La prise en charge des soins en EHPAD relève de l'Assurance maladie ; les modalités sont expliquées sur ameli.fr.
Que faire si les revenus ou la retraite ne suffisent pas ?
C'est une inquiétude majeure des familles, surtout pour l'EHPAD. La règle repose sur une cascade de financement à connaître :
- Les ressources de la personne sont mobilisées en premier (retraite, revenus, épargne, parfois biens immobiliers).
- Les aides sont ajoutées : APA pour la dépendance, APL/ALS pour le logement.
- L'aide sociale à l'hébergement (ASH) intervient si l'établissement est habilité à l'aide sociale et que les revenus restent insuffisants ; le conseil départemental avance alors une partie des frais.
- L'obligation alimentaire peut être sollicitée : les enfants (et parfois petits-enfants) peuvent être appelés à contribuer selon leurs moyens. Nous détaillons ce point sur obligation alimentaire et EHPAD.

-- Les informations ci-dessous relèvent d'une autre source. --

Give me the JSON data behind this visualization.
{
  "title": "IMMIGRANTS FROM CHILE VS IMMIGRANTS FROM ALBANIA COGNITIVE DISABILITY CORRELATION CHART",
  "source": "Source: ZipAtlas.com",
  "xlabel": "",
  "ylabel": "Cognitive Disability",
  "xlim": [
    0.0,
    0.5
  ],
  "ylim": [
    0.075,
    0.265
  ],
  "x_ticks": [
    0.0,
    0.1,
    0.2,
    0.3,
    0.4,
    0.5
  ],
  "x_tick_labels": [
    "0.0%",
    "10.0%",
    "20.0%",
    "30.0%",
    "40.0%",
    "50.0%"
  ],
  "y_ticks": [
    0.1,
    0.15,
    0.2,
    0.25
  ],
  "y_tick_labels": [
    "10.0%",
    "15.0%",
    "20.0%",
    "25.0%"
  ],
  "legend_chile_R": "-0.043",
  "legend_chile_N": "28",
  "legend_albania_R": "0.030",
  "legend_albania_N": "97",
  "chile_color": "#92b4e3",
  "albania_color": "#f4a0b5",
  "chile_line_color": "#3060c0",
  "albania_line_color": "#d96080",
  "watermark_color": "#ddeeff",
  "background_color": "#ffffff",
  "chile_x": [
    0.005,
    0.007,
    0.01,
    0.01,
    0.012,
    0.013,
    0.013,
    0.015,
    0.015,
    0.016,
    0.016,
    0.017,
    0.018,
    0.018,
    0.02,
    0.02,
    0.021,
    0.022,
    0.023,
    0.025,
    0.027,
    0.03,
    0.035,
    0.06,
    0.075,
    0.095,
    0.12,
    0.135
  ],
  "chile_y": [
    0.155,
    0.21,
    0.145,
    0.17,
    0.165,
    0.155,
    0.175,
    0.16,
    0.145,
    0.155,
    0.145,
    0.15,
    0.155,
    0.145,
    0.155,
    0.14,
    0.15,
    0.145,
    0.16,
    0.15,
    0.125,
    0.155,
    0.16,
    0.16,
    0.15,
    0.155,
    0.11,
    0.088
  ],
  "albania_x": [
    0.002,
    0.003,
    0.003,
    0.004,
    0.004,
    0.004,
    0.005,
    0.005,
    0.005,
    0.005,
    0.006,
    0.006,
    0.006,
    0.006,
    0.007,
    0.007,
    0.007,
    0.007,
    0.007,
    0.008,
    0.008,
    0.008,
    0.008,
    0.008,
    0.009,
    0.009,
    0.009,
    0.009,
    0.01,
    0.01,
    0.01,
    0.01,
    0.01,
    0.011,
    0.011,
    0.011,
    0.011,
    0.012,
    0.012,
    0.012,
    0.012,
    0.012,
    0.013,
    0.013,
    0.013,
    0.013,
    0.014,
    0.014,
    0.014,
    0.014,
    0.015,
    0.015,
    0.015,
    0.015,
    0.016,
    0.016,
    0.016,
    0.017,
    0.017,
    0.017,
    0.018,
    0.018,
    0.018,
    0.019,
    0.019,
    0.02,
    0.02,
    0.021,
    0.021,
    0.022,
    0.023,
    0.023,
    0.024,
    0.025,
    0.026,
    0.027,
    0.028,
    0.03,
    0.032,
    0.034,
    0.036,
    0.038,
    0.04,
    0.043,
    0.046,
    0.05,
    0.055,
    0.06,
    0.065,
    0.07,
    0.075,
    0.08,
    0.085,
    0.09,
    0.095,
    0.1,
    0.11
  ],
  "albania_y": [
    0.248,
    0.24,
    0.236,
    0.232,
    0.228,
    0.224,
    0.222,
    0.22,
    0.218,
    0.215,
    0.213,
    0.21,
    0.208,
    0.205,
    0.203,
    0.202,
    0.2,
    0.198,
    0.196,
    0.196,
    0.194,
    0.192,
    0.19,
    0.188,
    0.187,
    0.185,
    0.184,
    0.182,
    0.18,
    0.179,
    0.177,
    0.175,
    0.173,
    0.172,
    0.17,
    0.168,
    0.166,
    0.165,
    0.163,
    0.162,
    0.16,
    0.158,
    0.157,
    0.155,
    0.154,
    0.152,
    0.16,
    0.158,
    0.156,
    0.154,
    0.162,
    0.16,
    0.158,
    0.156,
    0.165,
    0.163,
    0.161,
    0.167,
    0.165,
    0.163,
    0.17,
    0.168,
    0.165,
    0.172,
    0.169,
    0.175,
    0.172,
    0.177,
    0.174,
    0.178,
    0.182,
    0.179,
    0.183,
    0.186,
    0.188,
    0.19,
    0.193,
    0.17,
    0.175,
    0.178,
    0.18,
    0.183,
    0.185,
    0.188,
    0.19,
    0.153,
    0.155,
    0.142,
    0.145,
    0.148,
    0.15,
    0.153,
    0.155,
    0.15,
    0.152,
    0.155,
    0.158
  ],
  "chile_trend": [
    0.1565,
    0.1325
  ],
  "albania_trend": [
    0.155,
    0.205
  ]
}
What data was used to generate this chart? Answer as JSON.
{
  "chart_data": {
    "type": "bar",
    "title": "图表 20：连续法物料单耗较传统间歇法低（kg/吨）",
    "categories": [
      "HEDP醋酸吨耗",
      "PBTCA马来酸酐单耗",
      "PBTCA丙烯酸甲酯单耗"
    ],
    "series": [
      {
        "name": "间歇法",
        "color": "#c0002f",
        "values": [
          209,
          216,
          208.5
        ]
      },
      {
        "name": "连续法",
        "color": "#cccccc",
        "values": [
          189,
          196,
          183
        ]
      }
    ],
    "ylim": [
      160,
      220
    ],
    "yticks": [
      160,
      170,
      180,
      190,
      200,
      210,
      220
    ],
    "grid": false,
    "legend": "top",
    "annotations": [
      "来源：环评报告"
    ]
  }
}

- La récupération sur succession : les sommes versées au titre de l'ASH peuvent être récupérées sur la succession du bénéficiaire.
Si vous êtes dans cette situation, ne restez pas seul : consultez notre guide dédié que faire si l'on ne peut pas payer l'EHPAD, qui détaille chaque recours étape par étape. Rappelons que ces montants et barèmes sont indicatifs et doivent être vérifiés auprès du conseil départemental et des organismes compétents.
Démarches et documents à préparer
Les démarches diffèrent selon la structure, mais reposent sur une logique commune : constituer un dossier et anticiper les délais, souvent longs (surtout en EHPAD).
Pour une résidence autonomie, l'admission se fait généralement en contactant directement l'établissement ou le CCAS de la commune. Un entretien et parfois une évaluation d'autonomie précèdent la signature d'un contrat de séjour.
Pour un EHPAD, la demande passe le plus souvent par un dossier unique national (ViaTrajectoire), accompagné d'un volet médical rempli par le médecin. Nos pages entrée en EHPAD : les démarches et comment choisir un EHPAD vous guident pas à pas.
Documents à préparer :
- Pièce d'identité et livret de famille
- Justificatifs de ressources (avis d'imposition, pensions de retraite)
- Justificatifs de patrimoine le cas échéant
- Notification de GIR ou dossier d'évaluation de l'autonomie
- Volet médical (pour l'EHPAD, rempli par le médecin traitant)
- Attestation de mutuelle et carte Vitale
- Justificatifs pour les demandes d'aides (CAF, conseil départemental)
Pour trouver un logement adapté et comparer les établissements près de chez vous, appuyez-vous sur notre annuaire des établissements. Et si la recherche vous semble complexe ou urgente, vous pouvez être accompagné pour trouver une place correspondant au profil et au budget de votre proche.
Comment décider : la bonne méthode
Pour trancher entre résidence autonomie et EHPAD, procédez par étapes :
- Évaluer l'autonomie réelle. Faites établir le GIR et observez les besoins concrets au quotidien (toilette, repas, déplacements, mémoire).
- Anticiper l'évolution. Une personne en GIR 5 aujourd'hui peut se fragiliser ; une résidence autonomie proche d'un EHPAD ou d'autres services facilite les transitions.
- Comparer le budget global. Additionnez loyer/hébergement, services, et déduisez les aides estimées.
- Visiter plusieurs établissements. Rien ne remplace une visite : ambiance, propreté, qualité des repas, disponibilité du personnel.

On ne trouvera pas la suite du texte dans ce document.